Pat Warren, the MTA's chief safety and security officer, said the agency was aware of the NTSB's comprehensive approach.
“For a subway system that schedules 2.7 million train trips a year, covering 345 million miles annually, this derailment was a rare occurrence that points to the safety and resilience of transit in New York,” Warren said in a statement Friday night.
The low-speed crash on the Upper West Side took place at about 3 p.m. on the 1, 2 and 3 lines. Homendy said an out-of-service train with a few MTA workers aboard struck another train carrying about 300 passengers at a rail switch, causing both trains to derail.
Workers on the out-of-service train had been making repairs after someone pulled a number of emergency stop cords and disabled the train. After resetting most of the brakes and disabling others, the workers were trying to get the train to the 240th Street railyard when the collision occurred, Homendy said.
There were no early indicators of a cause, she said.
Asked about whether there were signs of human error, Homendy said it was still unclear but added, “It's easy to blame humans. Human error is a symptom of a system that needs to be redesigned.”
Earlier in the day, NYC Transit President Richard Davey said the passenger train had the green light to proceed Thursday but the disabled train did not. “As a result, it bumped into the train,” he said. “Why, we don’t know, that’s still under investigation.”
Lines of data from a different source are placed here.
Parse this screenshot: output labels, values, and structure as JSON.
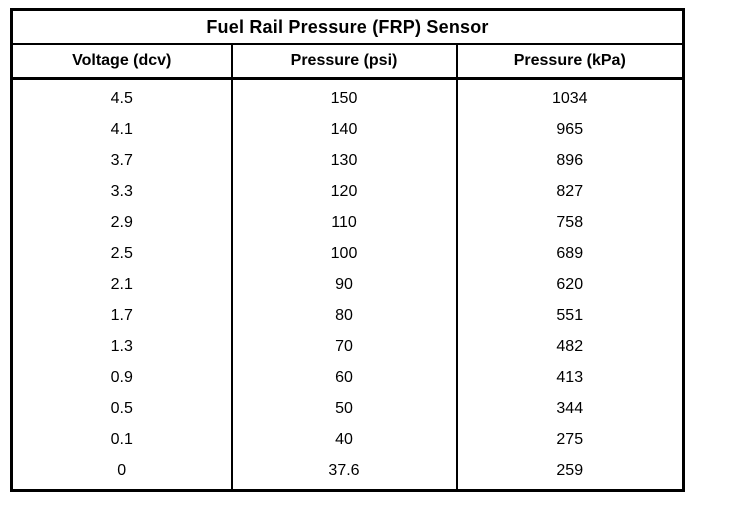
{
  "table": {
    "title": "Fuel Rail Pressure (FRP) Sensor",
    "columns": [
      "Voltage (dcv)",
      "Pressure (psi)",
      "Pressure (kPa)"
    ],
    "rows": [
      [
        "4.5",
        "150",
        "1034"
      ],
      [
        "4.1",
        "140",
        "965"
      ],
      [
        "3.7",
        "130",
        "896"
      ],
      [
        "3.3",
        "120",
        "827"
      ],
      [
        "2.9",
        "110",
        "758"
      ],
      [
        "2.5",
        "100",
        "689"
      ],
      [
        "2.1",
        "90",
        "620"
      ],
      [
        "1.7",
        "80",
        "551"
      ],
      [
        "1.3",
        "70",
        "482"
      ],
      [
        "0.9",
        "60",
        "413"
      ],
      [
        "0.5",
        "50",
        "344"
      ],
      [
        "0.1",
        "40",
        "275"
      ],
      [
        "0",
        "37.6",
        "259"
      ]
    ]
  }
}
Work crews had been laboring to lift hulking rail cars back on the rails on Friday. Davey said getting them back on the rails in the aftermath was complicated because of the subway tunnel's low ceiling.
Transit workers are “literally lifting it a few inches, shimmying it over, lifting it a few, shimmying it over,” Davey said. “So that process takes a while.”
Homendy said the subway system does not have cameras and data recorders that could help investigators. She said the NTSB recommended those devices nationwide to another federal agency in 2015, but the proposal has not been approved so the devices are not required.
Derailments and crashes in the 119-year-old New York City subway system are rare. The worst crash in city subway history happened on Nov. 1, 1918, when a speeding train derailed in a sharply curved tunnel in Brooklyn, killing at least 93 people.
More recently, five people died on Aug. 28, 1991, when a 4 train derailed at Manhattan's 14th Street Union Square station. That train’s motorman was found at fault for alcohol intoxication and served 10 years in prison for manslaughter.